2/20/2013

Missing Art Collection


I have been traveling for a few days and dont have much time to post.  The past few posts I had loaded before I left.

Here is a Bloomberg article about a Greek heiress who believes a collection of important works, which, she claims should have been part of her inheritance was illegally sold.  It is an interesting story, and the full collection of art was said to be worth $1 billion.  Follow the link below to read the full article.

Bloomberg reports

A Greek heiress is fighting a legal battle in Switzerland to find out what has become of a collection of Picasso, Van Gogh, Renoir, Monet, Cezanne and Degas art that she says should be part of her inheritance.

Aspasia Zaimis’s uncle, Basil Goulandris, was a billionaire shipping magnate who spent the winter months in the Alpine resort of Gstaad with his wife Elise. The Greek couple amassed a billion-dollar collection that they displayed in their chalet.

Basil Goulandris died in 1994; his wife Elise in 2000. Zaimis, a legatee in Elise Goulandris’s will, contends that one- sixth of the collection should be hers after her aunt’s death.

“I am determined to find the paintings which were in the Gstaad home before my aunt’s death,” Zaimis said by phone from Greece. “I believe with all my heart that the paintings were part of my inheritance.”

Her quest has uncovered a paper trail leading from the Aegean island of Andros to Swiss depots; from a Panama trading company to a Liechtenstein foundation, according to two people familiar with the lawsuit who declined to be identified by name.

The case now winding through a Lausanne court is examining whether a sale contract dated 1985 for 83 masterpieces -- at a price far below their value -- is genuine, the people said.

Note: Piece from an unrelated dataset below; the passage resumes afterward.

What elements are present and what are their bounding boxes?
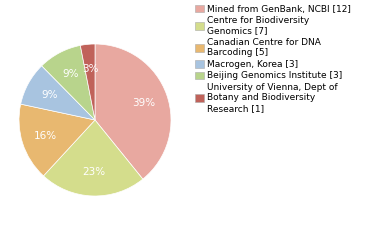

“I do not believe that Basil sold his collection,” Zaimis said. “They were so proud of it. I cannot imagine he would have sold it for this price.”

Documents Claim
Swiss prosecutors opened a criminal investigation into the Elise Goulandris Foundation -- Elise’s main heir -- and the executor of her will, the art historian and curator Kyriakos Koutsomallis, on suspicion of falsifying titles of ownership, passing on false documents and duplicity in executing the will, the people said. They declined to be identified by name because of privacy restrictions in Swiss lawsuits.